What GalimAI’s own data reveals
When a retailer’s CVA cuts rent, the damage moves to whoever owns the building — often a leveraged property company whose loan was underwritten on the old rent. GalimAI maps 463,022 property-owning companies with their leverage, financing and distress signals, which is precisely the lens needed to see which commercial owners are exposed to falling income.
That second-order exposure is invisible in a retailer’s accounts but visible in GalimAI’s map of the owner. Our regional distress map and dissolution data show where commercial property strain concentrates — the owners for whom a rent compromise is the difference between servicing debt and breaching it.
What happened: the retail CVA wave, in plain terms
A Company Voluntary Arrangement lets a struggling company restructure its obligations with creditor approval. From 2018, a string of retailers and restaurant chains used CVAs primarily to cut rent and close stores — turning landlords into the main compromised creditor.

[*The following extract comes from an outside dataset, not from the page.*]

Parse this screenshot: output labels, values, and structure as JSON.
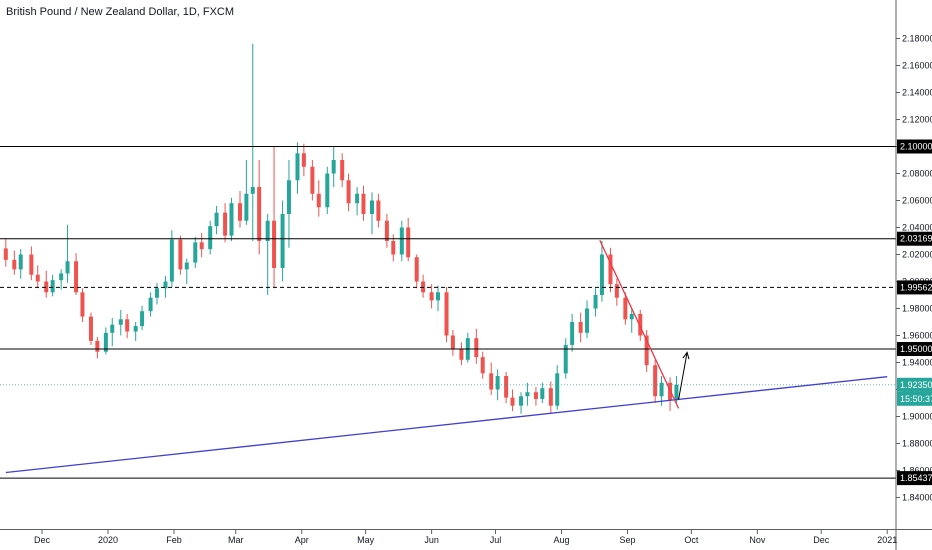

The scale was striking. In one study sample of 59 CVA proposals, landlords had their rent compromised in 93% of cases, with an average compromise of around 43%. And CVAs were often only a staging post: just over half of retail CVAs — about 51% — ended in a further insolvency procedure, meaning landlords took the rent cut and frequently lost the tenant anyway.
The public backdrop
| Indicator | Figure | Note |
|---|---|---|
| Landlords compromised | 93% of sampled CVAs | Rent reduced for the CVA period |
| Average rent compromise | ~43% | Range of 46-85% on affected leases |
| Retail CVAs failing on | ~51% | Ended in another insolvency procedure |
| Knock-on | Higher vacancy, lower local rents | Externalities cited by the Insolvency Service |
The mechanism transfers distress: the retailer survives a while longer, the landlord absorbs the loss. GalimAI’s map is where the exposed owners — and the financing that makes a rent cut dangerous — can be identified in advance.
The most plausible mechanism
The channel is contractual: a CVA rewrites the lease, cutting the rent the landlord relied on, often below the level its own borrowing assumed. Lower income resets the building’s value and can trigger loan covenants, pushing a geared owner toward distress — and rising vacancy depresses nearby rents too. The clustering of these effects in 2018-2019 is well documented. We frame it as a strong correlation with a clear mechanism, not proof that CVAs alone caused any individual landlord’s difficulty.
Sources
The proprietary figures in this study (the 463,022 companies, 1,000,000+ owners and the distress signals) are GalimAI first-party data. The public background figures are drawn from:
- Company Voluntary Arrangement research report - GOV.UK / Insolvency Service
- 2018: The Year of the CVA - Field Seymour Parkes
Frequently asked questions
What did the retail CVA wave do to landlords?
In a study sample of 59 CVAs, landlords had their rent compromised in 93% of cases, by around 43% on average. About 51% of retail CVAs later failed into another insolvency, so landlords often took the rent cut and lost the tenant too.
Why do CVAs hurt property owners?
A CVA rewrites the lease and cuts the rent the landlord depended on - often below the level its own borrowing assumed. That resets the building's value, can breach loan covenants, and raises local vacancy, transferring distress from tenant to owner.
What does GalimAI's data show?
GalimAI maps 463,022 property-owning companies with their leverage, financing and distress signals - the exact lens for seeing which commercial owners are exposed to falling income before it becomes a default.
Did CVAs cause landlord distress?
The contractual mechanism is direct and the clustering in 2018-2019 is well documented, making it a strong correlation. A landlord's own leverage and lease mix also matter, so a single tenant's CVA is rarely the only cause.